Jaya Ganga is a tale articulated as if it was part of a wider mythical narrative while having roots in something metaphysically profound. The film draws on the mysticism of the Ganges, conjuring two female characters, extending from the same soul. In both instances, the two female apparitions could just as easily be fictitious imaginings of the writer Nishant who journeys down the Ganges in search of a confounding truth. This film’s strength resides very much in its tragic narrative trajectory, a wounding one, finding a sacred beauty in the most fatalistic of endings. Zehra, a gentle courtesan, appears as discordantly as the memory of Jaya and Nishant falls in love with her. Helping her to escape from the brothel in which she has been incarcerated recalls the conventions of courtesan films such as Pakeezah and Umrao Jaan. Unlike Nishant, a professional writer, Zehra has no place in society and thus in a way her outsider status simply adds to her mystique.
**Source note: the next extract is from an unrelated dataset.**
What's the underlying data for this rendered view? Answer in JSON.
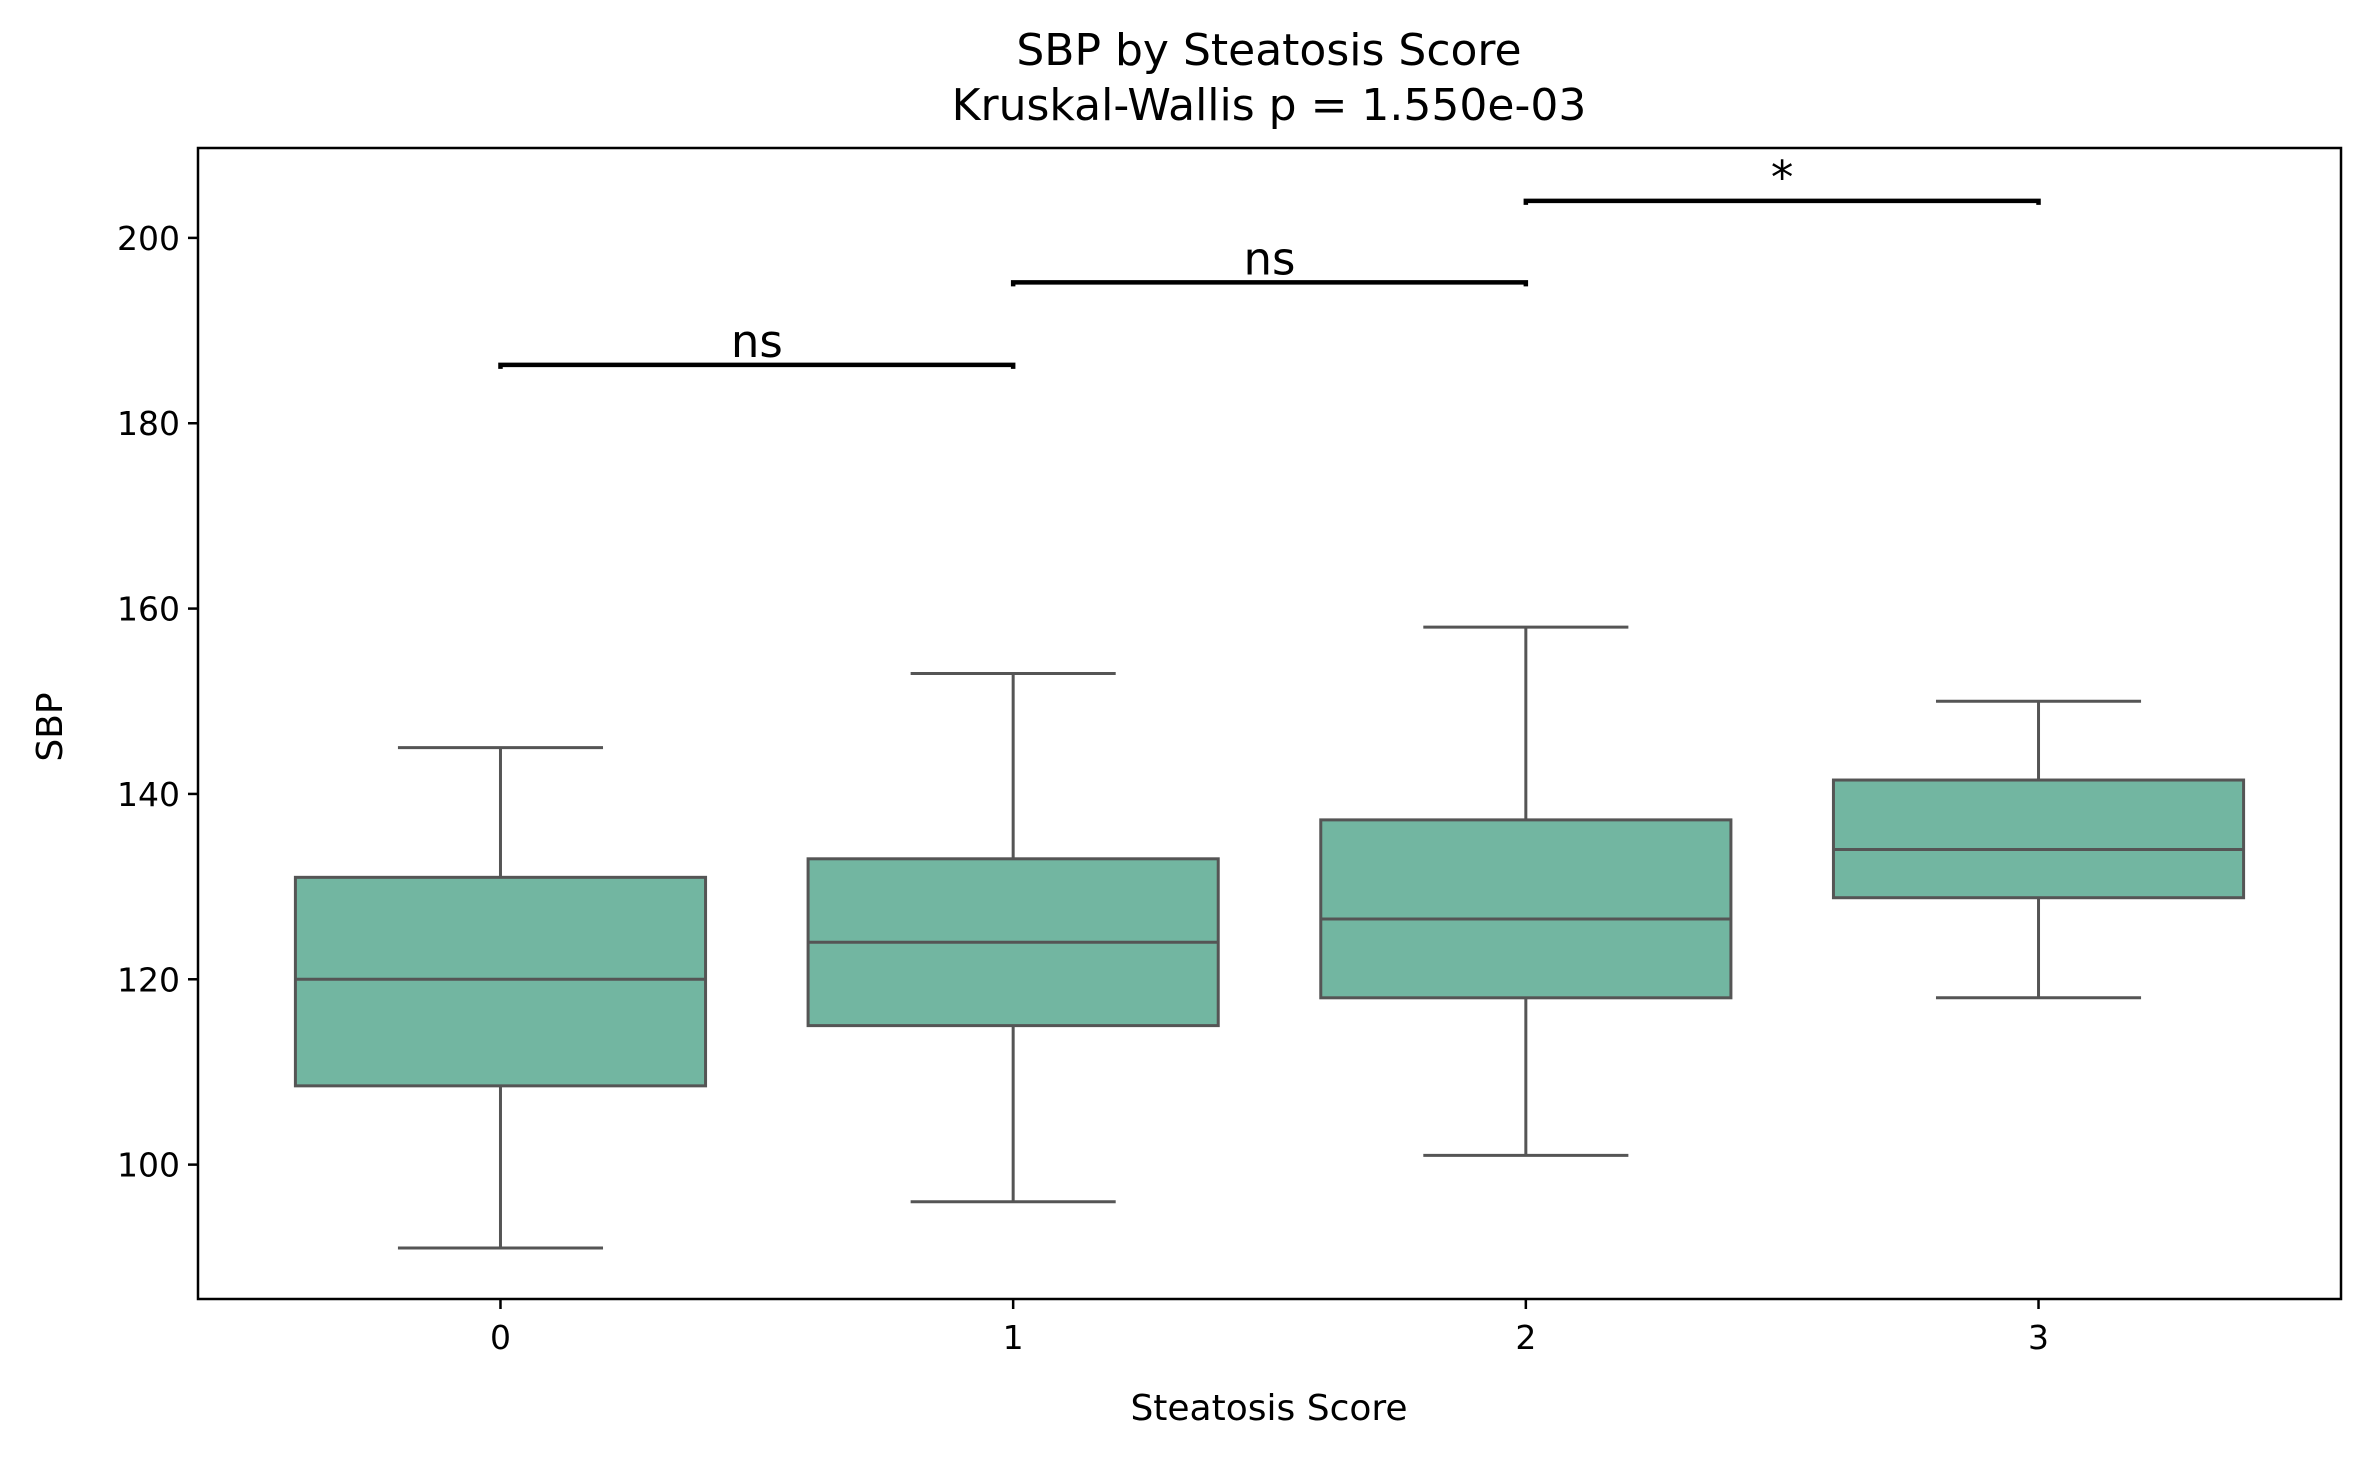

Like Scottie in Vertigo who becomes fixated with the impossible and misogynist notion of the ideal woman, Nishant supplements what he cannot attain with Zehra leading to a tragic outcome. By trying to rescue Zehra Nishant is also playing out romantic imaginings as a means of testing his masculinity which craves for excess. Jaya and Zehra are not mirror images though; they represent different male fantasies and desires. Jaya fulfills an intellectualism which Nishant associates with modernity whereas Zehra is an image of sensuality recalling an ancient tradition. For both ideas of womanhood to exist side by side, tradition and modernity, is in fact impossible since it is not right for a man to lay claim to such infinite desire as it harbours a mutual destruction of both. Jaya Ganga is a haunting melody of a film based on Vijay Singh’s novel of the same name which he adapted as his directorial debut.
Jaya Ganga has been released on DVD by NFDC’s Cinemas of India Label. However, the film is not a new transfer and is formatted incorrectly.